Azerbaijan generally respects religion but repression persists in some areas – UN expert

8 March 2006

Calling for strengthening impartial, democratic institutions in Azerbaijan, an independent United Nations human rights expert today said the national Government generally respects freedom of religion but in some regions administrative controls “result in real forms of repression.”

Measures include restriction on religious literature and methods of appointment of clergy or obstacles for non-registered religious communities, Asma Jahangir, the Special Rapporteur on freedom of religion or belief for the United Nations Commission on Human Rights, said at the end of a visit to Azerbaijan that started on 26 February.
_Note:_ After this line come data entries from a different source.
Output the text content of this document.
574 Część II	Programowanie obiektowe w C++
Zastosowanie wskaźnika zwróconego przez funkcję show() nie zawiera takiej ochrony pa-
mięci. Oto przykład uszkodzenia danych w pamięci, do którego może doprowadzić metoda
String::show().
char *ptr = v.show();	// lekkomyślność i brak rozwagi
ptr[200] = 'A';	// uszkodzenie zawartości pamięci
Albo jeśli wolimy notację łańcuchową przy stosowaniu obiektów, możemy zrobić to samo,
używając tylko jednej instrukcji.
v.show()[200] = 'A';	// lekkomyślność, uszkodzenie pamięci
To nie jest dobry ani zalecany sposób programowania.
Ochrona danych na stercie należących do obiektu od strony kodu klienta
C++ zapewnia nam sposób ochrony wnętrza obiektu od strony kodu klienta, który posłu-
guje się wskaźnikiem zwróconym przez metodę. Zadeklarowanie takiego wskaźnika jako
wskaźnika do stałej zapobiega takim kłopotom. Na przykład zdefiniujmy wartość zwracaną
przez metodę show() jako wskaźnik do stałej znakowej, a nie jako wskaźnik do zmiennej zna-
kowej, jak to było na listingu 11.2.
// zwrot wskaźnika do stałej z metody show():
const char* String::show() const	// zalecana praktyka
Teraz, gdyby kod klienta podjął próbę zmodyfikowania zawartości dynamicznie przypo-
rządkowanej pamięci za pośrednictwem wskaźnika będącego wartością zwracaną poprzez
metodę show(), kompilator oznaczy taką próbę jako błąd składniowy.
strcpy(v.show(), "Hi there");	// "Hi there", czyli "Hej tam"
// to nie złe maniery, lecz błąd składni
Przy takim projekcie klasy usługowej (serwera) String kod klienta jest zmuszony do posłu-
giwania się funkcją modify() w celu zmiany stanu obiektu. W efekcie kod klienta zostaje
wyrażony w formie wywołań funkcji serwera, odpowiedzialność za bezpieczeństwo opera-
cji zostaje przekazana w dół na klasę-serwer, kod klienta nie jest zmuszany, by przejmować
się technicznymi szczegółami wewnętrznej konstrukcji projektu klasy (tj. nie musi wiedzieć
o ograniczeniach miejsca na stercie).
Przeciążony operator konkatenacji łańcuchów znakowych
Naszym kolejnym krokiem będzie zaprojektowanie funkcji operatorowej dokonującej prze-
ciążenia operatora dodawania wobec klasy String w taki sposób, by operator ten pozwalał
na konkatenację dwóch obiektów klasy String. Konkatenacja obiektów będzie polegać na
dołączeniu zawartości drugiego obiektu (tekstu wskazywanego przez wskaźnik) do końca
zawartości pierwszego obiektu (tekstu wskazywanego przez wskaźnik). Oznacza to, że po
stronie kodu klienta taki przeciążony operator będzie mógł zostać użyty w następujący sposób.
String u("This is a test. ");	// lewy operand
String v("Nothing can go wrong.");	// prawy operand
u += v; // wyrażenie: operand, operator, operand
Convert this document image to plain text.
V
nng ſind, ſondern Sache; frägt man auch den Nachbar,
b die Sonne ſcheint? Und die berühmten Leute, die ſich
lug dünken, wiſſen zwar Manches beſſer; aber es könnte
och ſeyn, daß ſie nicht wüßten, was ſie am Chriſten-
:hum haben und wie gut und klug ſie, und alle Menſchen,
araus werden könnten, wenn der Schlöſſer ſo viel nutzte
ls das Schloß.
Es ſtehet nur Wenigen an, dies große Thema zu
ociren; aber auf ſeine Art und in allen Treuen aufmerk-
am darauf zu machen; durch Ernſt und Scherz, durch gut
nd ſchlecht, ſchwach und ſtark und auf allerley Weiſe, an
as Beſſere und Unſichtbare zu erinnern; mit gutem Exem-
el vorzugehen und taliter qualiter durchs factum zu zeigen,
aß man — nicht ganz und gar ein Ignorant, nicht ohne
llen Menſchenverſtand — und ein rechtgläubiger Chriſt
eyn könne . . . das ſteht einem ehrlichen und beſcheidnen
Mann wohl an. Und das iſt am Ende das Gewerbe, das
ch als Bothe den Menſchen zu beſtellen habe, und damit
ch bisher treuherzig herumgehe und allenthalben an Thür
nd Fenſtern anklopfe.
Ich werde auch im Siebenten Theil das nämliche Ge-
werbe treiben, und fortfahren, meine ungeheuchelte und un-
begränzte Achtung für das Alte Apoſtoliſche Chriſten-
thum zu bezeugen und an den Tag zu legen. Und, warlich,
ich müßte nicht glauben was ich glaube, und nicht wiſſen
“To address these concerns as well as other related human rights, the existence of effective independent and impartial administrative and judicial mechanisms is of crucial importance,” Ms. Jahangir said.

While she said the country's Constitution contains the main guarantees of the right to freedom of religion of belief, she found possible shortcomings in the corresponding legislative framework that she promised to address in a forthcoming report.

However, in terms of the general atmosphere in the country, Ms. Jahangir found an “undisputable degree of tolerance” of the population, which she said is an essential ingredient of the freedom of religion or belief in a society.

“The most striking feature of Azerbaijan regarding issues relevant to my mandate is the easygoing and dispassionate attitude shown by the Azerbaijanis towards religion,” she said.

Unfortunately, she said that the level of tolerance between religious communities is “sometimes significantly challenged,” partly due to the actions of authorities and “the negative role played by some media in stigmatizing certain religious communities.”

In that respect, she stressed the responsibility of the media and drew the attention on the relevant provisions of international law that prohibit any form of incitement to religious hatred, such as article 20 of the International Covenant on civil and political rights.

Special Rapporteurs are independent, unpaid experts with mandates from the UN Human Rights Commission.